Considering nearly 50 area business began at PFM, our conversation will eventually steer away from the esoteric aspects of a food’s umami to salt ratio, (Okay, we’ve never had that discussion – this isn’t kitchen stadium) to more practical matters like how long has a vendor been in business, do they have the resources to scale a Saturday afternoon at PSU in July and/or the fluidity to endure a miserable, rainy afternoon at a neighborhood market early in the season. We want agricultural enterprises and small foodcentric businesses to thrive with us and we need to assess how ready they are for the ups and downs of the market season.

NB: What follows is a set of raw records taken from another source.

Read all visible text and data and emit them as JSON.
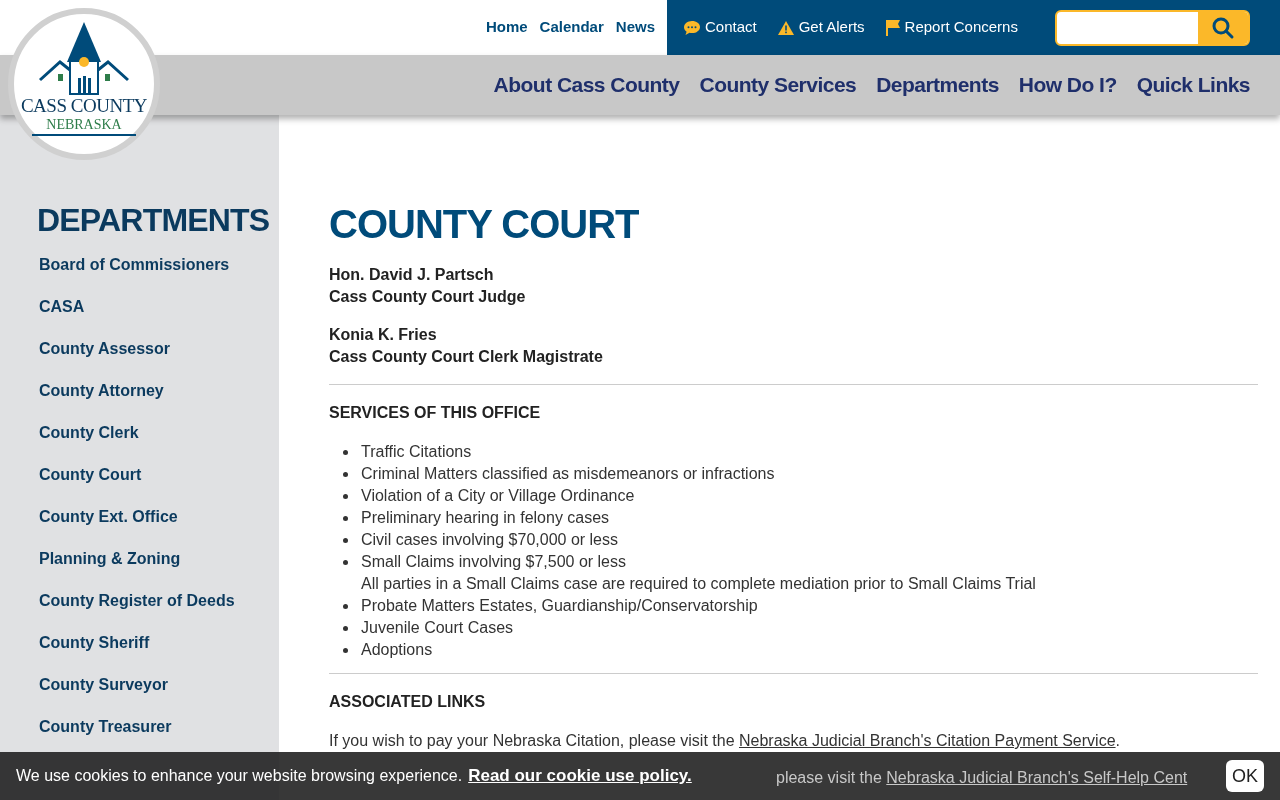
{
  "logo": {
    "line1": "CASS COUNTY",
    "line2": "NEBRASKA"
  },
  "top_links": [
    "Home",
    "Calendar",
    "News"
  ],
  "utility_links": [
    {
      "kind": "chat",
      "label": "Contact"
    },
    {
      "kind": "alert",
      "label": "Get Alerts"
    },
    {
      "kind": "flag",
      "label": "Report Concerns"
    }
  ],
  "main_nav": [
    "About Cass County",
    "County Services",
    "Departments",
    "How Do I?",
    "Quick Links"
  ],
  "sidebar": {
    "title": "DEPARTMENTS",
    "items": [
      "Board of Commissioners",
      "CASA",
      "County Assessor",
      "County Attorney",
      "County Clerk",
      "County Court",
      "County Ext. Office",
      "Planning & Zoning",
      "County Register of Deeds",
      "County Sheriff",
      "County Surveyor",
      "County Treasurer"
    ]
  },
  "page_title": "COUNTY COURT",
  "people": [
    {
      "name": "Hon. David J. Partsch",
      "role": "Cass County Court Judge"
    },
    {
      "name": "Konia K. Fries",
      "role": "Cass County Court Clerk Magistrate"
    }
  ],
  "services": {
    "heading": "SERVICES OF THIS OFFICE",
    "items": [
      {
        "text": "Traffic Citations"
      },
      {
        "text": "Criminal Matters classified as misdemeanors or infractions"
      },
      {
        "text": "Violation of a City or Village Ordinance"
      },
      {
        "text": "Preliminary hearing in felony cases"
      },
      {
        "text": "Civil cases involving $70,000 or less"
      },
      {
        "text": "Small Claims involving $7,500 or less",
        "note": "All parties in a Small Claims case are required to complete mediation prior to Small Claims Trial"
      },
      {
        "text": "Probate Matters Estates, Guardianship/Conservatorship"
      },
      {
        "text": "Juvenile Court Cases"
      },
      {
        "text": "Adoptions"
      }
    ]
  },
  "links": {
    "heading": "ASSOCIATED LINKS",
    "paragraphs": [
      {
        "text": "If you wish to pay your Nebraska Citation, please visit the",
        "link": "Nebraska Judicial Branch's Citation Payment Service",
        "after": "."
      },
      {
        "text": "please visit the",
        "link": "Nebraska Judicial Branch's Self-Help Cent"
      }
    ]
  },
  "cookie": {
    "text": "We use cookies to enhance your website browsing experience.",
    "link": "Read our cookie use policy.",
    "button": "OK"
  }
}
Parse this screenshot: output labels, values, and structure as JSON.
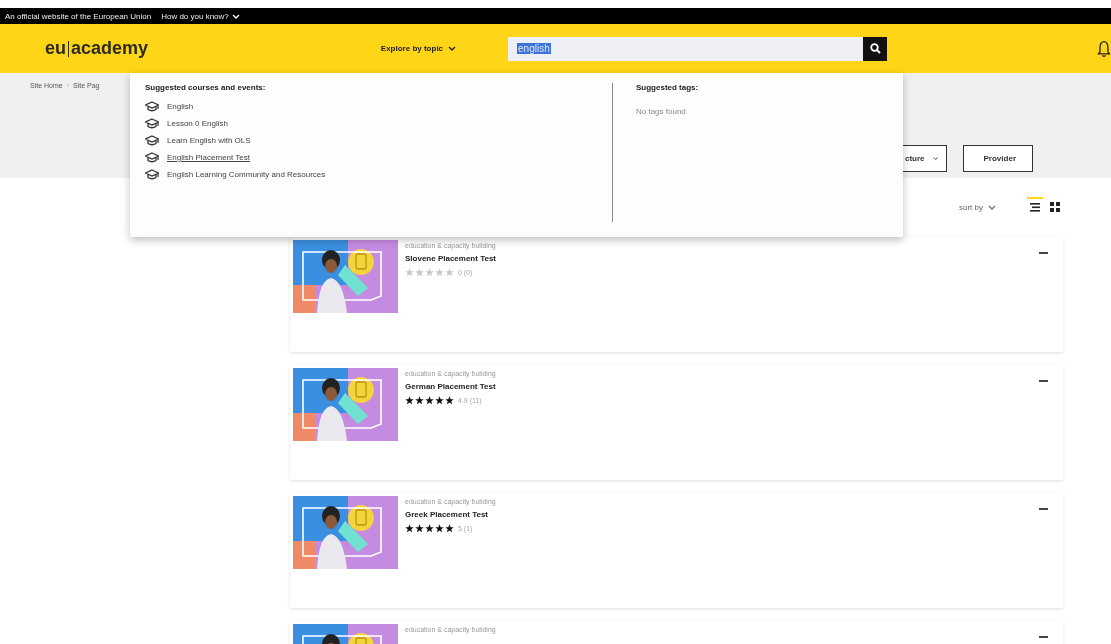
{
  "top_bar": {
    "text": "An official website of the European Union",
    "link": "How do you know?"
  },
  "header": {
    "logo_left": "eu",
    "logo_right": "academy",
    "explore": "Explore by topic",
    "search": {
      "value": "english"
    }
  },
  "breadcrumb": [
    "Site Home",
    "Site Pag"
  ],
  "breadcrumb_separator": "›",
  "filters": [
    "cture",
    "Provider"
  ],
  "sort": {
    "label": "sort by"
  },
  "view_toggle": [
    {
      "kind": "list",
      "selected": true
    },
    {
      "kind": "grid",
      "selected": false
    }
  ],
  "suggestions": {
    "courses_title": "Suggested courses and events:",
    "courses": [
      {
        "label": "English",
        "hovered": false
      },
      {
        "label": "Lesson 0 English",
        "hovered": false
      },
      {
        "label": "Learn English with OLS",
        "hovered": false
      },
      {
        "label": "English Placement Test",
        "hovered": true
      },
      {
        "label": "English Learning Community and Resources",
        "hovered": false
      }
    ],
    "tags_title": "Suggested tags:",
    "tags_empty": "No tags found"
  },
  "courses": [
    {
      "category": "education & capacity building",
      "title": "Slovene Placement Test",
      "stars": 0,
      "rating": "0 (0)"
    },
    {
      "category": "education & capacity building",
      "title": "German Placement Test",
      "stars": 5,
      "rating": "4.9 (11)"
    },
    {
      "category": "education & capacity building",
      "title": "Greek Placement Test",
      "stars": 5,
      "rating": "5 (1)"
    },
    {
      "category": "education & capacity building"
    }
  ]
}
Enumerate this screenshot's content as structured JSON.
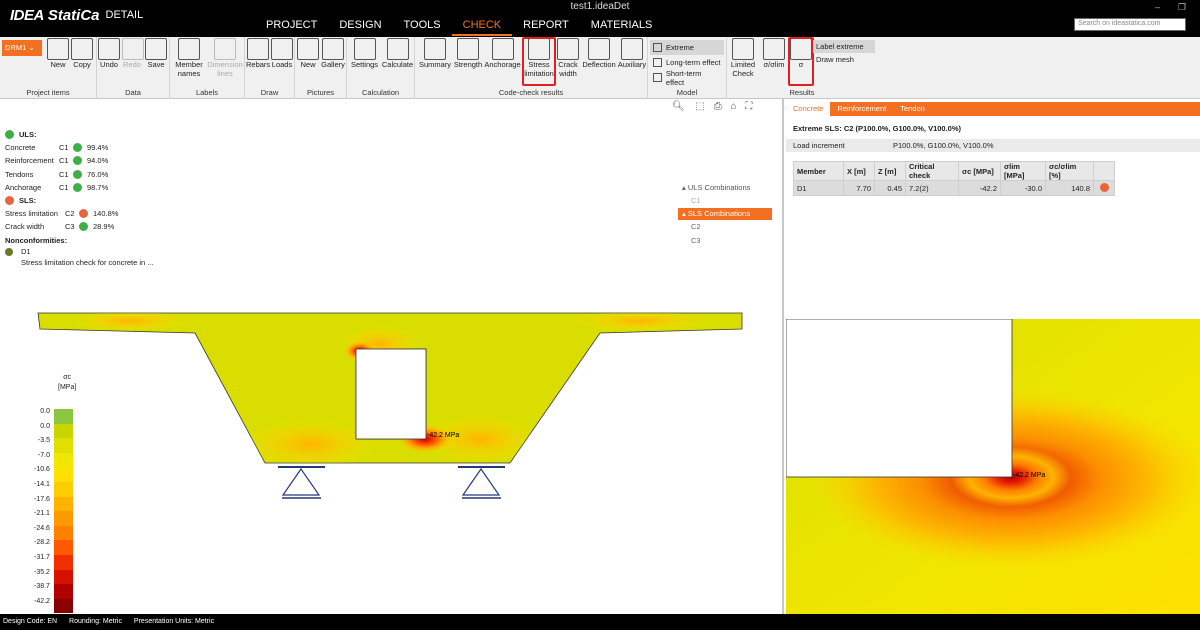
{
  "app": {
    "window_title": "test1.ideaDet",
    "logo_main": "IDEA",
    "logo_brand": "StatiCa",
    "logo_product": "DETAIL",
    "search_placeholder": "Search on ideastatica.com"
  },
  "menu": [
    {
      "label": "PROJECT"
    },
    {
      "label": "DESIGN"
    },
    {
      "label": "TOOLS"
    },
    {
      "label": "CHECK",
      "active": true
    },
    {
      "label": "REPORT"
    },
    {
      "label": "MATERIALS"
    }
  ],
  "ribbon": {
    "member_dropdown": "DRM1",
    "groups": {
      "project_items": "Project items",
      "data": "Data",
      "labels": "Labels",
      "draw": "Draw",
      "pictures": "Pictures",
      "calculation": "Calculation",
      "code_check": "Code-check results",
      "model": "Model",
      "results": "Results"
    },
    "buttons": {
      "new": "New",
      "copy": "Copy",
      "undo": "Undo",
      "redo": "Redo",
      "save": "Save",
      "member_names": "Member names",
      "dimension_lines": "Dimension lines",
      "rebars": "Rebars",
      "loads": "Loads",
      "new_picture": "New",
      "gallery": "Gallery",
      "settings": "Settings",
      "calculate": "Calculate",
      "summary": "Summary",
      "strength": "Strength",
      "anchorage": "Anchorage",
      "stress_limitation": "Stress limitation",
      "crack_width": "Crack width",
      "deflection": "Deflection",
      "auxiliary": "Auxiliary",
      "limited_check": "Limited Check",
      "sigma_lim": "σ/σlim",
      "sigma": "σ"
    },
    "model_options": {
      "extreme": "Extreme",
      "long_term": "Long-term effect",
      "short_term": "Short-term effect"
    },
    "results_options": {
      "label_extreme": "Label extreme",
      "draw_mesh": "Draw mesh"
    }
  },
  "results": {
    "uls_title": "ULS:",
    "uls": [
      {
        "name": "Concrete",
        "combo": "C1",
        "value": "99.4%"
      },
      {
        "name": "Reinforcement",
        "combo": "C1",
        "value": "94.0%"
      },
      {
        "name": "Tendons",
        "combo": "C1",
        "value": "76.0%"
      },
      {
        "name": "Anchorage",
        "combo": "C1",
        "value": "98.7%"
      }
    ],
    "sls_title": "SLS:",
    "sls": [
      {
        "name": "Stress limitation",
        "combo": "C2",
        "value": "140.8%",
        "fail": true
      },
      {
        "name": "Crack width",
        "combo": "C3",
        "value": "28.9%"
      }
    ],
    "nonconformities_title": "Nonconformities:",
    "nonconformity_id": "D1",
    "nonconformity_text": "Stress limitation check for concrete in ..."
  },
  "combinations": {
    "uls_header": "ULS Combinations",
    "uls_items": [
      "C1"
    ],
    "sls_header": "SLS Combinations",
    "sls_items": [
      "C2",
      "C3"
    ]
  },
  "legend": {
    "symbol": "σc",
    "unit": "[MPa]",
    "labels": [
      "0.0",
      "0.0",
      "-3.5",
      "-7.0",
      "-10.6",
      "-14.1",
      "-17.6",
      "-21.1",
      "-24.6",
      "-28.2",
      "-31.7",
      "-35.2",
      "-38.7",
      "-42.2"
    ],
    "colors": [
      "#8cc63f",
      "#c9d400",
      "#dde000",
      "#f0e600",
      "#ffe000",
      "#ffcc00",
      "#ffb300",
      "#ff9900",
      "#ff7f00",
      "#ff5a00",
      "#f02e00",
      "#d81000",
      "#b00000",
      "#8a0000"
    ]
  },
  "section_label": "-42.2 MPa",
  "right": {
    "tabs": [
      "Concrete",
      "Reinforcement",
      "Tendon"
    ],
    "title": "Extreme SLS: C2 (P100.0%, G100.0%, V100.0%)",
    "load_increment_label": "Load increment",
    "load_increment_value": "P100.0%, G100.0%, V100.0%",
    "table": {
      "headers": [
        "Member",
        "X [m]",
        "Z [m]",
        "Critical check",
        "σc [MPa]",
        "σlim [MPa]",
        "σc/σlim [%]",
        ""
      ],
      "rows": [
        [
          "D1",
          "7.70",
          "0.45",
          "7.2(2)",
          "-42.2",
          "-30.0",
          "140.8"
        ]
      ]
    },
    "zoom_label": "-42.2 MPa"
  },
  "status": {
    "design_code": "Design Code: EN",
    "rounding": "Rounding: Metric",
    "units": "Presentation Units: Metric"
  }
}
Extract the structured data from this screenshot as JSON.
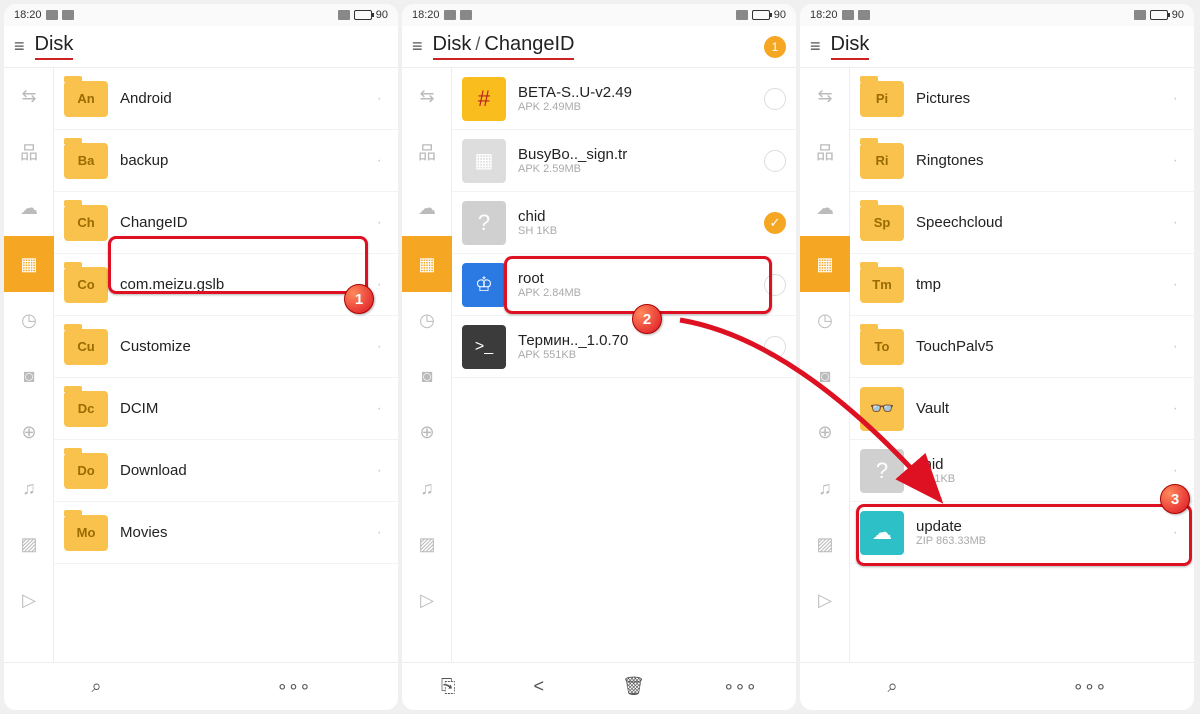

Like any jury, there is the danger of  being distracted by our own needs and biases. Since part of my job is to tell the story of the market and its vendors, I can be too easily swayed by a business’s backstory – like if there was a cheese made from the milk of Sardinian heritage sheep, who graze exclusively on the native grasses that grow under the panels of a solar farm, and they are milked solely by left handed orphans, who use their wages to finance their college fund. Oh, and they’re fair trade  – a scenario like that  is enough to make me vote yes – no matter the quality of the food. Fortunately, Senior Market Manager Jaret Foster, gently reminds me to focus on the food and if a vendor is a good fit for our Markets.

Eventually our deliberations consider the Market’s mission. The best tasting food in the world might not be a good fit for us…we need to work with businesses who reflect our ethos, share our passion for local foods, offer customers high quality items and can contribute to making one of the best farmers markets in the country even better.

It is a complicated algorithm.

So who did we vote off the island? It’s really not like that, the jury is one part of the process – final decisions will be announced as we get closer to the PSU Market launch on March 17th. What I can tell you is that salted goat’s milk caramel goes stupidly well with apples. We saw a steak that was so perfectly marbled, I thought it had been photoshopped – and that wasn’t a picture of the steak, that was a steak in a cyrovac bag – it looked too perfect to be true. That and as usual we got to taste great foods from vendors who work hard to create unique, quality products that reflect their passion for the agricultural bounty of Oregon and SW Washington. I’m already excited about our new vendors this year.